“An Expensive Christmas Gift”

I was raised, baptized, and ordained in the American Baptist church, and people are sometimes startled to find me involved in interfaith work. The public face of Baptists, unfortunately, has become one of narrow intolerance, with a judgmental attitude and the goal of compelling this nation to identify with their particular form of Christianity.

That”s not our heritage, though. Baptists were at the forefront of the struggle for religious liberty in this country, and instrumental in securing those liberties in the Bill of Rights. I have always believed that my own involvement in interfaith relations is rooted deeply in my Baptist conviction that no one has a corner on the truth, that faith cannot be compelled, and that each individual is ultimately responsible for their own relationship to God, the divine, or the world.

So I was pleased to run across this comment by Walter Shurden, the Executive Editor of The Baptist Studies Bulletin, published by the Center for Baptist Studies at Mercer University in Macon, Georgia:

Christmas may be the best of opportunities for Christians to act Christianly toward persons of minority religions or no religion in the United States. Give yourself a very expensive Christmas gift during this season.

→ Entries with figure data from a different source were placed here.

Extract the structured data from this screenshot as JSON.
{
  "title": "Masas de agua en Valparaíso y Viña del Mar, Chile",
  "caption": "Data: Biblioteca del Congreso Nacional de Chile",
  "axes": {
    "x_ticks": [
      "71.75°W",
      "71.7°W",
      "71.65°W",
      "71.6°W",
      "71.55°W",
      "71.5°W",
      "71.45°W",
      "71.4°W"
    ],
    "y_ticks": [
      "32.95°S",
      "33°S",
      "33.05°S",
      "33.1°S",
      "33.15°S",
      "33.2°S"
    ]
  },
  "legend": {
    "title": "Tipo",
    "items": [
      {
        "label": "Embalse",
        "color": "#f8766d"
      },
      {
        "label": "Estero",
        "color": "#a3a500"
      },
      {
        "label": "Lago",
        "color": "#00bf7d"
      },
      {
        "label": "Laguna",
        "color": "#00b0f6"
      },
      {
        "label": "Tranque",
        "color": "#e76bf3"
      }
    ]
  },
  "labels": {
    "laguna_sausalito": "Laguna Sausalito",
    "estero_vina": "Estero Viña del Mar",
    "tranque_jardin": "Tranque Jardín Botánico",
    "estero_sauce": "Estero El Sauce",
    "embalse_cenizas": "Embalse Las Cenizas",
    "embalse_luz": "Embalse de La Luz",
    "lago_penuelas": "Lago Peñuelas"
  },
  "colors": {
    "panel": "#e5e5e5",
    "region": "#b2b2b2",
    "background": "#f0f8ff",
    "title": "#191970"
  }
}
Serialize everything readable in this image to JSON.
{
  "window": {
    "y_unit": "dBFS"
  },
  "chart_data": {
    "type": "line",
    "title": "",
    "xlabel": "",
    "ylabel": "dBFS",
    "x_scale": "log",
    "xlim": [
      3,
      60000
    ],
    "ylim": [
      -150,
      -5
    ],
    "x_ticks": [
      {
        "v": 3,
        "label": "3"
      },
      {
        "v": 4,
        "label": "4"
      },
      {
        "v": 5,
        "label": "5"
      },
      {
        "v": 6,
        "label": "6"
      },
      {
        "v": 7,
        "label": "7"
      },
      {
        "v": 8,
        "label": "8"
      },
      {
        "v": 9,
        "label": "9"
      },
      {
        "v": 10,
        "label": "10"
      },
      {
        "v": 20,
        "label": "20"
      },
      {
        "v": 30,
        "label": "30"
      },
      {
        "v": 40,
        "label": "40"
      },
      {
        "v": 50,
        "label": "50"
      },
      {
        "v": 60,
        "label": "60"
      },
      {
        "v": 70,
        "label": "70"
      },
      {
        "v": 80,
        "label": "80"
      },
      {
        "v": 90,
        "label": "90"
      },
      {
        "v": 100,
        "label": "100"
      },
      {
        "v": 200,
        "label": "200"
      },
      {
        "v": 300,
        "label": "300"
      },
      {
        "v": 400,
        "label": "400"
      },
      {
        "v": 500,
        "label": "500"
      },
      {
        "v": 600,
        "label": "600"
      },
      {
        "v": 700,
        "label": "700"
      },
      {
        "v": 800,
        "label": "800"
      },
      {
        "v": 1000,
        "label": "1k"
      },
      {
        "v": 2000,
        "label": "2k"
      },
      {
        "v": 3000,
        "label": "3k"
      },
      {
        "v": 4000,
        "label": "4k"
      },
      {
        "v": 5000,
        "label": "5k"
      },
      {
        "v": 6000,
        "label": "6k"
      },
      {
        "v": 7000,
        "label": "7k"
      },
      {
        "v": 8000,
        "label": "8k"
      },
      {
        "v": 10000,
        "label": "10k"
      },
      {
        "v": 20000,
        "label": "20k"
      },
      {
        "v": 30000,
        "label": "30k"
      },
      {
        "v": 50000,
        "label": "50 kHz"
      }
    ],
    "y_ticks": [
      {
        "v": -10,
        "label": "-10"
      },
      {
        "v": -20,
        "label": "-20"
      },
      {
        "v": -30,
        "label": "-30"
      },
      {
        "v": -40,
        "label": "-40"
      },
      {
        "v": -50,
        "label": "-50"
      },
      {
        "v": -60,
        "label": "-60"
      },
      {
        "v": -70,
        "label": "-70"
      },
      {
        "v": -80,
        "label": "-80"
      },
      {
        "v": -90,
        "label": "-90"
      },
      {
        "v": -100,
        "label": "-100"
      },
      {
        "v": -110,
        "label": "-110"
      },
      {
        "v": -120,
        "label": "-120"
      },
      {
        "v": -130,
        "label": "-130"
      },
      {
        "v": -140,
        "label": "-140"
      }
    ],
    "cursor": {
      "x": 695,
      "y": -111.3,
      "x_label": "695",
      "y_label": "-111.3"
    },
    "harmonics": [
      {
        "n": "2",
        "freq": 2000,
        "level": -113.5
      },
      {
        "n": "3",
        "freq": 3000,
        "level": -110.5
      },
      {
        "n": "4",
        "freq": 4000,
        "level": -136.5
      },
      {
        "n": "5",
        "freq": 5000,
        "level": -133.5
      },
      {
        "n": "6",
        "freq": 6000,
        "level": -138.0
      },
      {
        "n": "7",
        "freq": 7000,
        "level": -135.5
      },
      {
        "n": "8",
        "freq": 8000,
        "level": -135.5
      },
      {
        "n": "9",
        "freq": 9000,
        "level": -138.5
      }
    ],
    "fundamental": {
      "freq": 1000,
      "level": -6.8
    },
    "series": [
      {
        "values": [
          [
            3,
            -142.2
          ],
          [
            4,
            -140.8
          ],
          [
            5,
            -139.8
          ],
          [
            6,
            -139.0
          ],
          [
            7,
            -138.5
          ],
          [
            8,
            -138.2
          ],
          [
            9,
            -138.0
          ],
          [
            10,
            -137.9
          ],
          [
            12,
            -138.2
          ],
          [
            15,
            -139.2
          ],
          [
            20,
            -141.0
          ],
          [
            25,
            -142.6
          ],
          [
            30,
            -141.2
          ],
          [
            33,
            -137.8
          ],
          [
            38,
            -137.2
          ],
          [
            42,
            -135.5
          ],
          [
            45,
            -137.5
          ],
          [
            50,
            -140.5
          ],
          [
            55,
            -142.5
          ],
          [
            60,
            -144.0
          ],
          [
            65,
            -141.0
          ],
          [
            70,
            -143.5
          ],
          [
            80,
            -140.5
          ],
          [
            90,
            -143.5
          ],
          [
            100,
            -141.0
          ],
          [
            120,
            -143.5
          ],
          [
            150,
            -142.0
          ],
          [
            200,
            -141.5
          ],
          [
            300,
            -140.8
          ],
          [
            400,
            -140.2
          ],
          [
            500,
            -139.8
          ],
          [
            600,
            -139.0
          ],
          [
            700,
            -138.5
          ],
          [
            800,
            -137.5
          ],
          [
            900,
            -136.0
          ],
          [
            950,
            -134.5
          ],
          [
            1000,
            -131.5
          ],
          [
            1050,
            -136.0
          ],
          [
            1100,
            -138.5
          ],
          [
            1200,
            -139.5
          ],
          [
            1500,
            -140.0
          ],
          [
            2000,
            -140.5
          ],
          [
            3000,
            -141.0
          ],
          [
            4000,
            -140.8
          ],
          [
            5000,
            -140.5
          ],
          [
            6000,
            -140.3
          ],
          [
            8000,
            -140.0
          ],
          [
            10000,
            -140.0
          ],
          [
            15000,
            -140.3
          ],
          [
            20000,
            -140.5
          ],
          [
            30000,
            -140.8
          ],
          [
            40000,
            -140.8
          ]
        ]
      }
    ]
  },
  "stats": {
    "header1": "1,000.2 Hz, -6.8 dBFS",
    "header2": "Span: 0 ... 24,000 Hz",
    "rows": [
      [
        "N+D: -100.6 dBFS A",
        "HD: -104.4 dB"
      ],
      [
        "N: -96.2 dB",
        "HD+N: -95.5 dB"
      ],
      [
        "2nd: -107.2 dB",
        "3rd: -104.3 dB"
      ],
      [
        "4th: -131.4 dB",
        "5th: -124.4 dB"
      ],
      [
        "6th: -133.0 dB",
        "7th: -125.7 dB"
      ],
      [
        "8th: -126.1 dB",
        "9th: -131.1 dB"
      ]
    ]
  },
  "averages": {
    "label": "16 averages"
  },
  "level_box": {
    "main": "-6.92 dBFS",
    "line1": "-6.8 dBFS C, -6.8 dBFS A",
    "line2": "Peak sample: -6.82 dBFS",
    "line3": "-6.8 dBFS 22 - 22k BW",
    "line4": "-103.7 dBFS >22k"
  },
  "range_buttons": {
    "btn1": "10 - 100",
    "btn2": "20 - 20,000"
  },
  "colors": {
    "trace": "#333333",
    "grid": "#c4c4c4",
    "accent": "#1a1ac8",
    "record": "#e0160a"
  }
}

Paste the First Amendment of the Constitution of the United States to your computer and read it daily: Congress shall make no law respecting an establishment of religion, or prohibiting the free exercise thereof; or abridging the freedom of speech, or of the press; or the right of the people peaceably to assemble, and to petition the government for a redress of grievances. Those are forty-five very expensive words.

Shurden”s editorial is written in response to those who object to newly-elected Congressman Keith Ellison”s intention to swear the oath of office on a copy of the Qur’an; I encourage you to read it. But whether you do or not, I invite you to join me in giving thanks for the hard-won gift of religious freedom. Forty-five expensive words, that still demand our commitment, our vigilance, and our willingness to defend the rights of all to exercise their religious commitments freely.